For those just tuning in, here’s the history behind these posts:
I love reading about the Publishing Journeys of my favorite writers.
I love the long, soul-searching interviews that reveal every obstacle and triumph: the author whose agent made her do three revisions before signing her … the author who gets up at 4:30 a.m. to write, because it’s the only time she has to herself … the critically acclaimed author who spent nine years trying to get published … I never tire of this stuff!
Long, luxurious interviews aside, don’t you sometimes find yourself wondering: “But do you like Thai or Chinese food better?”
Reader, I asked them.
I assembled a grab-bag full of random questions and emailed them to some of my favorite writers.
And now, without further ado, please welcome Eric Luper!
Eric Luper - eluper - is the author of Big Slick. It’s a contemporary YA novel about a sixteen-year-old boy, Andrew, with a head for numbers. He turns that talent to poker, but he’s several hundred dollars in the hole at the start of the novel. He “borrowed” money from his dad’s cash register, and needs to repay it fast, before his dad figures out why the dry cleaning receipts don’t seem to be adding up as usual. And that’s just the beginning of Andrew’s problems.
I thought this would be a comedic boy book when I started it, and it is funny, but Andrew faces some serious moral quandaries during the course of the narrative. The poker slang sprinkled throughout the story lightens the mood and keeps the non-poker-player from feeling confused. Luper manages to echo the theme even in brief passages; in the following excerpt, Andrew has a crush on Jasmine, his co-worker, who is dating a loser:
“I want to tell her she needs to dump him, but I’m afraid it’ll come across like I want her, which I do. But then I’d be tipping my hand; I have to slow-play this one.” Copyright 2007 Eric Luper.
Eric’s second YA novel, Bug Boy, is scheduled for release in July 2009. Set in 1934 Saratoga, it’s about a talented young jockey who is pressured to throw a race. I look forward to it!
In writing, are you a plotter or a plunger?
I think up a few characters and a situation and I plunge right in. I feel like I’m sort of cheating if I know where my book is going. The trouble with this technique is that it lends itself to unfinished manuscripts and stray first chapters. I have dozens of them on my hard drive.
What are you reading right now?
I’m reading Lessons from a Dead Girl, by Jo Knowles, which I am enjoying immensely. It’s one of those books that makes me want to stop reading because of all the terrible things, but of course I can’t help but turn the page! I’m also listening to I Am The Messenger , by Markus Zusak on CD in the car.
If you couldn't write in your current genre, what would you write?

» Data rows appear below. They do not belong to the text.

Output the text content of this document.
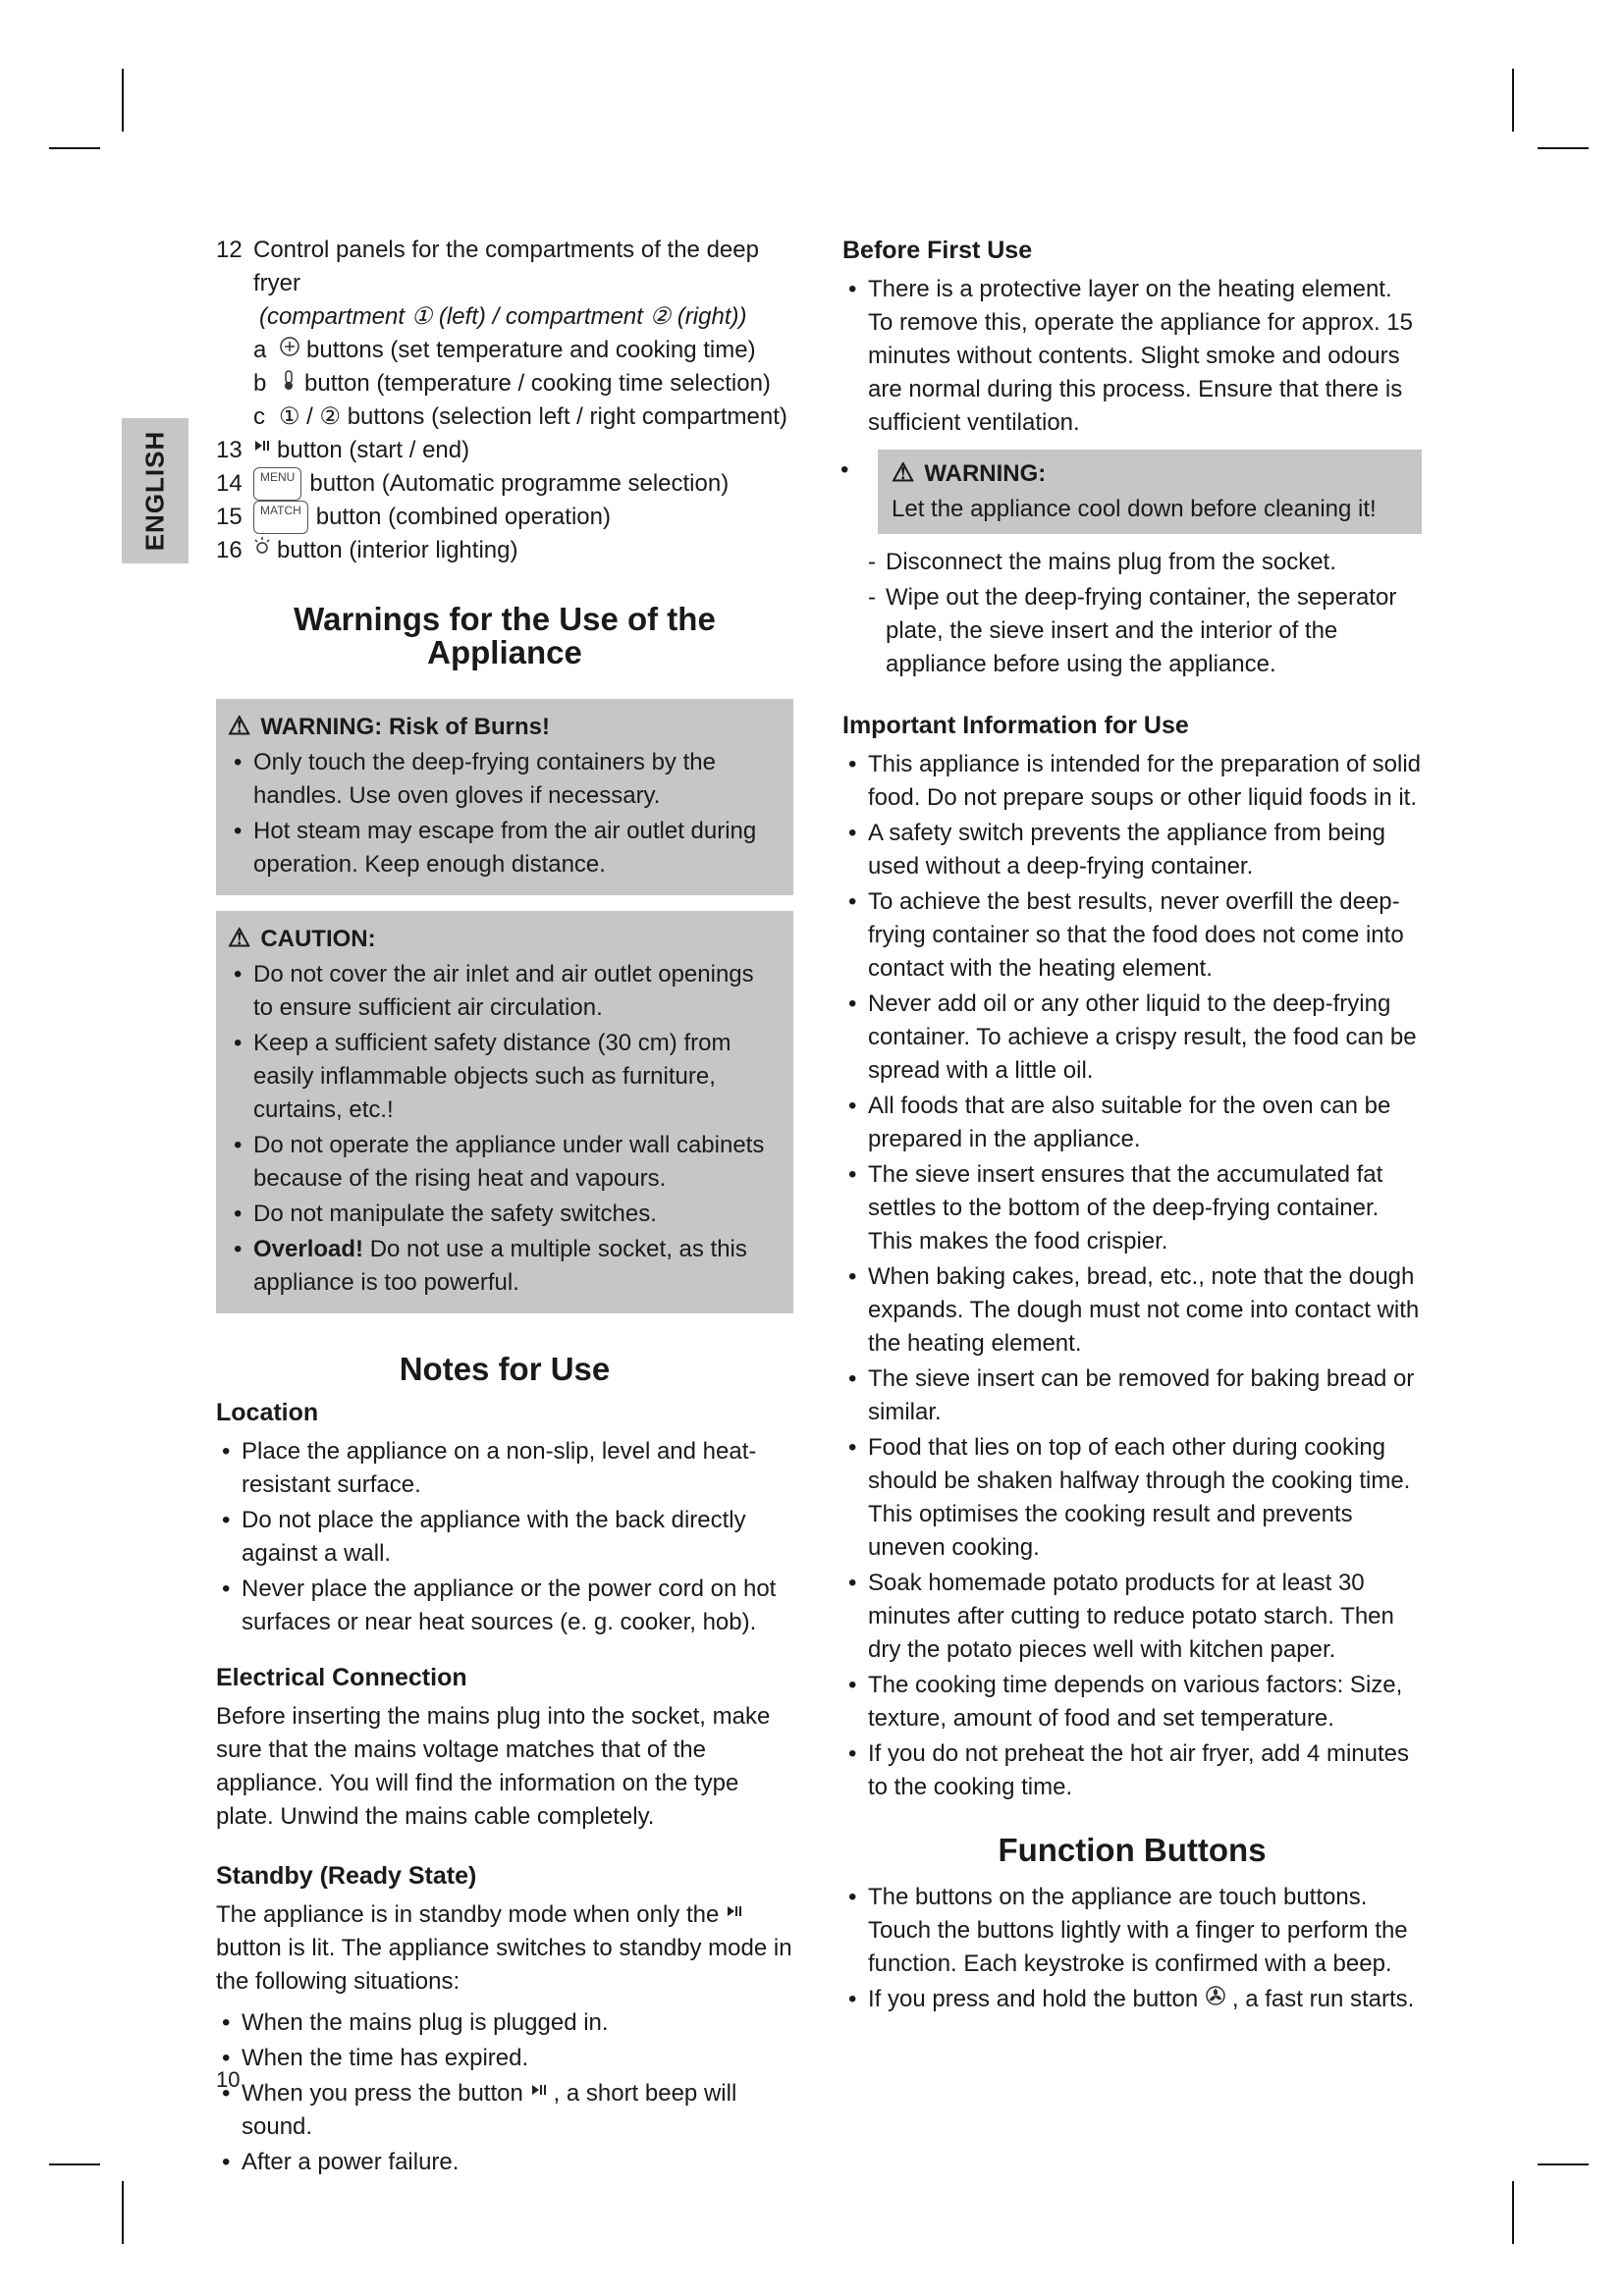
ENGLISH
12 Control panels for the compartments of the deep fryer
(compartment ① (left) / compartment ② (right))
a	buttons (set temperature and cooking time)
b	button (temperature / cooking time selection)
c ① / ② buttons (selection left / right compartment)
13	button (start / end)
14	MENU button (Automatic programme selection)
15	MATCH button (combined operation)
16	button (interior lighting)
Warnings for the Use of the Appliance
⚠ WARNING: Risk of Burns!
• Only touch the deep-frying containers by the handles. Use oven gloves if necessary.
• Hot steam may escape from the air outlet during operation. Keep enough distance.
⚠ CAUTION:
• Do not cover the air inlet and air outlet openings to ensure sufficient air circulation.
• Keep a sufficient safety distance (30 cm) from easily inflammable objects such as furniture, curtains, etc.!
• Do not operate the appliance under wall cabinets because of the rising heat and vapours.
• Do not manipulate the safety switches.
• Overload! Do not use a multiple socket, as this appliance is too powerful.
Notes for Use
Location
• Place the appliance on a non-slip, level and heat-resistant surface.
• Do not place the appliance with the back directly against a wall.
• Never place the appliance or the power cord on hot surfaces or near heat sources (e. g. cooker, hob).
Electrical Connection

Before inserting the mains plug into the socket, make sure that the mains voltage matches that of the appliance. You will find the information on the type plate. Unwind the mains cable completely.

Standby (Ready State)

The appliance is in standby mode when only the  button is lit. The appliance switches to standby mode in the following situations:

• When the mains plug is plugged in.
• When the time has expired.
• When you press the button , a short beep will sound.
• After a power failure.
Before First Use
• There is a protective layer on the heating element. To remove this, operate the appliance for approx. 15 minutes without contents. Slight smoke and odours are normal during this process. Ensure that there is sufficient ventilation.
• ⚠ WARNING:
Let the appliance cool down before cleaning it!
- Disconnect the mains plug from the socket.
- Wipe out the deep-frying container, the seperator plate, the sieve insert and the interior of the appliance before using the appliance.
Important Information for Use
• This appliance is intended for the preparation of solid food. Do not prepare soups or other liquid foods in it.
• A safety switch prevents the appliance from being used without a deep-frying container.
• To achieve the best results, never overfill the deep-frying container so that the food does not come into contact with the heating element.
• Never add oil or any other liquid to the deep-frying container. To achieve a crispy result, the food can be spread with a little oil.
• All foods that are also suitable for the oven can be prepared in the appliance.
• The sieve insert ensures that the accumulated fat settles to the bottom of the deep-frying container. This makes the food crispier.
• When baking cakes, bread, etc., note that the dough expands. The dough must not come into contact with the heating element.
• The sieve insert can be removed for baking bread or similar.
• Food that lies on top of each other during cooking should be shaken halfway through the cooking time. This optimises the cooking result and prevents uneven cooking.
• Soak homemade potato products for at least 30 minutes after cutting to reduce potato starch. Then dry the potato pieces well with kitchen paper.
• The cooking time depends on various factors: Size, texture, amount of food and set temperature.
• If you do not preheat the hot air fryer, add 4 minutes to the cooking time.
Function Buttons
• The buttons on the appliance are touch buttons. Touch the buttons lightly with a finger to perform the function. Each keystroke is confirmed with a beep.
• If you press and hold the button , a fast run starts.
10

I think I’d try my hand at thrillers/mysteries. They are so plot-dependent and I love those gritty “Elmore Leonard-esque” characters.
Thai food or Chinese?
I prefer spicy spicy Thai.
Snorkeling or skiing?
Skiing. I’ve snorkeled before and it makes me nervous being underwater. Sure it’s nice and sure it’s beautiful, but there’s always that looming thought that I could die down there really easily.
Certainly not “humble.” Actually this baker guy up in Lake George makes a caramel apple walnut pie that makes my eyes roll up into my head.
Pick three words to go on your tombstone.
Finally Done Editing
Five things you would do with $100,000.
The truth is I would pay off my student loans to really free me up to write, but that’s not fun. So here’s how I would squander $100,000
1) brand new computer set-up at my home and my office (and I would pay a tech geek to set it all up!)
2) vacation to Iceland (I’ve always wanted to go there)
3) vacation to someplace warm and sandy (so my wife won’t balk too much)
4) a completely restored convertible muscle car with flames painted down the sides
5) okay, so I probably would break down and pay bills with the rest…
Furthest you've ever been from home.
Probably Istanbul, Turkey
Advice for writers in 5 words or less.
Read your work out loud.
Rollercoasters: love em or hate em?
Perhaps. But what it’s of and where it is will remain a mystery…
Do you use writing prompts?
Not since creative writing classes in college.
Best present anyone ever gave you?
My cigar [store] Indian. It was a wedding present intended by my college roommate to cause our first marital spat. What kind of spat could it cause though? A cigar Indian belongs in the living room!
Thanks for indulging our curiosity, Eric!